Все здесь было по-прежнему, не считая того, что Стас похозяйничал — убрал со стола объедки, помыл посуду и полы. Молодец. Вот от кого не ожидал. Плохо я про людей думаю.
Стас притворил дверь и повернулся ко мне.
— Голос у тебя громкий. Бориса разбудишь. Он заснул недавно, пусть спит.
Ишь, заботливый какой… А голос у меня нормальный, и не повышал я его совсем.
— Как Боря себя чувствует?
— Так себе. — Стас стал помешивать суп в кастрюльке, что кипела на газовой плите. — Сам увидишь… Я телевизор, понимаешь, ему принес, чтобы не скучал. Лампочки перегоревшие везде поменял, а света нет. Посмотри, ладно?
И Буратино из своего теплого угла кивнул мне отсутствующей головой: «Скучно без света, Андрей. Посмотри, пожалуйста!»
И глиняная голова мертвого шамана подмигнула панибратски неживым, желтым зрачком: «Посмотри, Андрюха, не поленись!»
Я не мог им отказать.
— Инструмент Борис где хранит, не знаешь? Пассатижи нужны, отвертки, изолента.
— Я спрашивал. В шкафу в дальней комнате, где он Бурхана рубил этого чертова.
— Ясно.
В большой комнате увидел я не Бориса, а ворох ватных одеял, довольно драных. Мерз, наверно, Борька, и Стас его от души укутал с головой. Как бы не задохнулся…
В комнате-мастерской Стас тоже похозяйничал. В хорошем смысле. Смел кровавые опилки, а испорченный столб откатил к неначатому бревну, на которое я, помня вчерашние свои ощущения, старался не смотреть. Впрочем, никакой посторонней энергетики я не чувствовал. Может, и вчера она мне померещилась?
Распахнув дверцу обшарпанного шкафа, я нашел пассатижи и отвертку, а на дне ящика отыскался початый моток черной изоленты.
Заглянул на кухню. Стас нарезал лук. Буратино мечтал о голове. Глиняная голова — о Буратине. Неодушевленные гипсовые слепки, сбившись на краю стола в кучу, тщетно мечтали о невообразимом гипсовом Рае. В связи с Борькиной травмой их мечтам, возможно, не суждено было сбыться…
Смеркалось.
— Стас, свечку подержишь?
Он отложил нож в сторону.
— Конечно, — ответил, плача. Луковые слезы текли по щекам, покрытым классической трехдневной щетиной. Хорошо одетый, красивый, импозантный, он подходил убогой кухонной обстановке, как корове седло. — Где свеча?

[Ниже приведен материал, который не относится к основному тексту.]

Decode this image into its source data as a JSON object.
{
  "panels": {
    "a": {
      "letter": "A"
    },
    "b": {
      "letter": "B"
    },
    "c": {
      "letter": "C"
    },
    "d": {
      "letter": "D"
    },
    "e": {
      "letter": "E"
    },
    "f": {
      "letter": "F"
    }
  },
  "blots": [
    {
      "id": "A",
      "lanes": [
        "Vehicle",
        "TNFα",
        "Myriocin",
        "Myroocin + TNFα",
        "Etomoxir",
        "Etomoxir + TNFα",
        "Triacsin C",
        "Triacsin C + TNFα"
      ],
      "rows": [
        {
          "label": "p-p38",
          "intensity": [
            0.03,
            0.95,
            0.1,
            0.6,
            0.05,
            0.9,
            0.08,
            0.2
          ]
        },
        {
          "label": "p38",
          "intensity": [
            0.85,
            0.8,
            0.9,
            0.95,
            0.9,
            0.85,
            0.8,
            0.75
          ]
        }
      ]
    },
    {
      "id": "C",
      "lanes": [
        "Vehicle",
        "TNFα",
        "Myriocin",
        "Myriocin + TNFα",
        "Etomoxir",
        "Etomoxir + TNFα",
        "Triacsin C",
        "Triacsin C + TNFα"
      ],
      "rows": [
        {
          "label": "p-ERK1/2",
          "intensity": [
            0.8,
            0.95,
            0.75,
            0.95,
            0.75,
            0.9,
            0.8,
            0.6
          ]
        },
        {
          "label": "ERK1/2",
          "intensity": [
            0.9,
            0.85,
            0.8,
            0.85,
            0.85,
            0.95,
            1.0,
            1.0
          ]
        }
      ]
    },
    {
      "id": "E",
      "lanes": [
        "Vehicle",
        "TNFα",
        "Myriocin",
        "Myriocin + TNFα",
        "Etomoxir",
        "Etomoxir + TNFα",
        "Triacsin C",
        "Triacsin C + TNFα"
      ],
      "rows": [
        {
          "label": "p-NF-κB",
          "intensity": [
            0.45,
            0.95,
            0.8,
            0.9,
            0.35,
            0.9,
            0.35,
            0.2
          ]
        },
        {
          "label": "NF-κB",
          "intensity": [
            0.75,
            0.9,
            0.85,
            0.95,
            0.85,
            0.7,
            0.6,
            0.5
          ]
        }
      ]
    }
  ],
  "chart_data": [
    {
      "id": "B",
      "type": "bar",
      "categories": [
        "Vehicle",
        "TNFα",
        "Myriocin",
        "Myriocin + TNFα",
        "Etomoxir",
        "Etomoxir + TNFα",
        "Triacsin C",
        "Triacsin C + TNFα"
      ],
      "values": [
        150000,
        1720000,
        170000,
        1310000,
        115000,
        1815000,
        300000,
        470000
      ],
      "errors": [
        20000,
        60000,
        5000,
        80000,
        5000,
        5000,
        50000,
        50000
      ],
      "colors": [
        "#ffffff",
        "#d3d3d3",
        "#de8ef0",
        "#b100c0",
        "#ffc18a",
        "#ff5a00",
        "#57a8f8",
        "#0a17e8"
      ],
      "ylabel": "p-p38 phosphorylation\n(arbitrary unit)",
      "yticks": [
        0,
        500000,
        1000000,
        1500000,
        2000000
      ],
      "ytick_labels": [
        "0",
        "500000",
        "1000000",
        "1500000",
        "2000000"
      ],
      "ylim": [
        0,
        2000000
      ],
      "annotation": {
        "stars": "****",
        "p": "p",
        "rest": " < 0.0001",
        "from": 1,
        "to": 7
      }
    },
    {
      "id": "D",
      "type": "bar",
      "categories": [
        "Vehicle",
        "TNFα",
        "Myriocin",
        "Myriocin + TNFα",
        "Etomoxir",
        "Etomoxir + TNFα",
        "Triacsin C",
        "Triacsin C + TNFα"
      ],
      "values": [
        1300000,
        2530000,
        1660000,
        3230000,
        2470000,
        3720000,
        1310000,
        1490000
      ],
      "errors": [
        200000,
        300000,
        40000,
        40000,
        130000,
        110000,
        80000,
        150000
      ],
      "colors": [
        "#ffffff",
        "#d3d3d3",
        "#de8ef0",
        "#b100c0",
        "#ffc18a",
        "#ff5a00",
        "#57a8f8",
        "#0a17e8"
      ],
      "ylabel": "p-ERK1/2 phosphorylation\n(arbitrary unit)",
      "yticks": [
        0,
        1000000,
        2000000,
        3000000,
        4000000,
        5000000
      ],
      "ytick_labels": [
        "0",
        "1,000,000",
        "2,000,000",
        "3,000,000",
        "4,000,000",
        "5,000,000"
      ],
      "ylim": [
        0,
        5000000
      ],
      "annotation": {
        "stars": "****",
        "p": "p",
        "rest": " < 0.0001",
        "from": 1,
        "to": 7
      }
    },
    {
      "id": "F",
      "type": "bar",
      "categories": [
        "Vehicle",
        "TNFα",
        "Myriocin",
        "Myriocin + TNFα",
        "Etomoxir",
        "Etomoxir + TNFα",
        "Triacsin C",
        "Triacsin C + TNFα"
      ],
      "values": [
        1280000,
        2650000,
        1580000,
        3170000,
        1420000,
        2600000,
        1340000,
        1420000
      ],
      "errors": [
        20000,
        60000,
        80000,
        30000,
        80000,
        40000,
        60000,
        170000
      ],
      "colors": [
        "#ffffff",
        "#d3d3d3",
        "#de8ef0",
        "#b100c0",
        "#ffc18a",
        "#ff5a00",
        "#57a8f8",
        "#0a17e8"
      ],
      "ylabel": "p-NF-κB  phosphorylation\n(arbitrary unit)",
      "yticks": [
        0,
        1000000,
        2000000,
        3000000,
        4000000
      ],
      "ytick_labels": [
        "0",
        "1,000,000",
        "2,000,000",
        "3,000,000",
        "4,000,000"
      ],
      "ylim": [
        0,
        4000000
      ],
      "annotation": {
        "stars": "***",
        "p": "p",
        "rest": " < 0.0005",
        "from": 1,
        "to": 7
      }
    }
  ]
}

— У Бориса в ногах. Если не догорела.
Догорела, но не до основания. Через минуту Стас держал в руке двухсантиметровый огарок свечи. Зажженный. Я открыл дверку. Счетчик как счетчик. Похож на все остальные. Советских еще времен. Перепутанные провода, три пакетника с переключателями из черной пластмассы. Хрен знает, что там не так? Я не знал, но запах горелой проводки в коридоре ощущался явственно.
Если отгорел провод и элементарно отсутствовал контакт, я еще способен был что-то исправить, но если дело в пакетниках или в самом счетчике, тогда — пас. У меня и приборов нет, да и не смыслю я в них ни фига. Тогда специалист нужен, электрик.
Света не хватало. Я отобрал у Стаса свечной огарок, взял в одну руку, а другой решил подергать провода. Может, найду обрыв?
— Так я пойду? Лук с морковкой надо обжарить, суп для Бори доварить.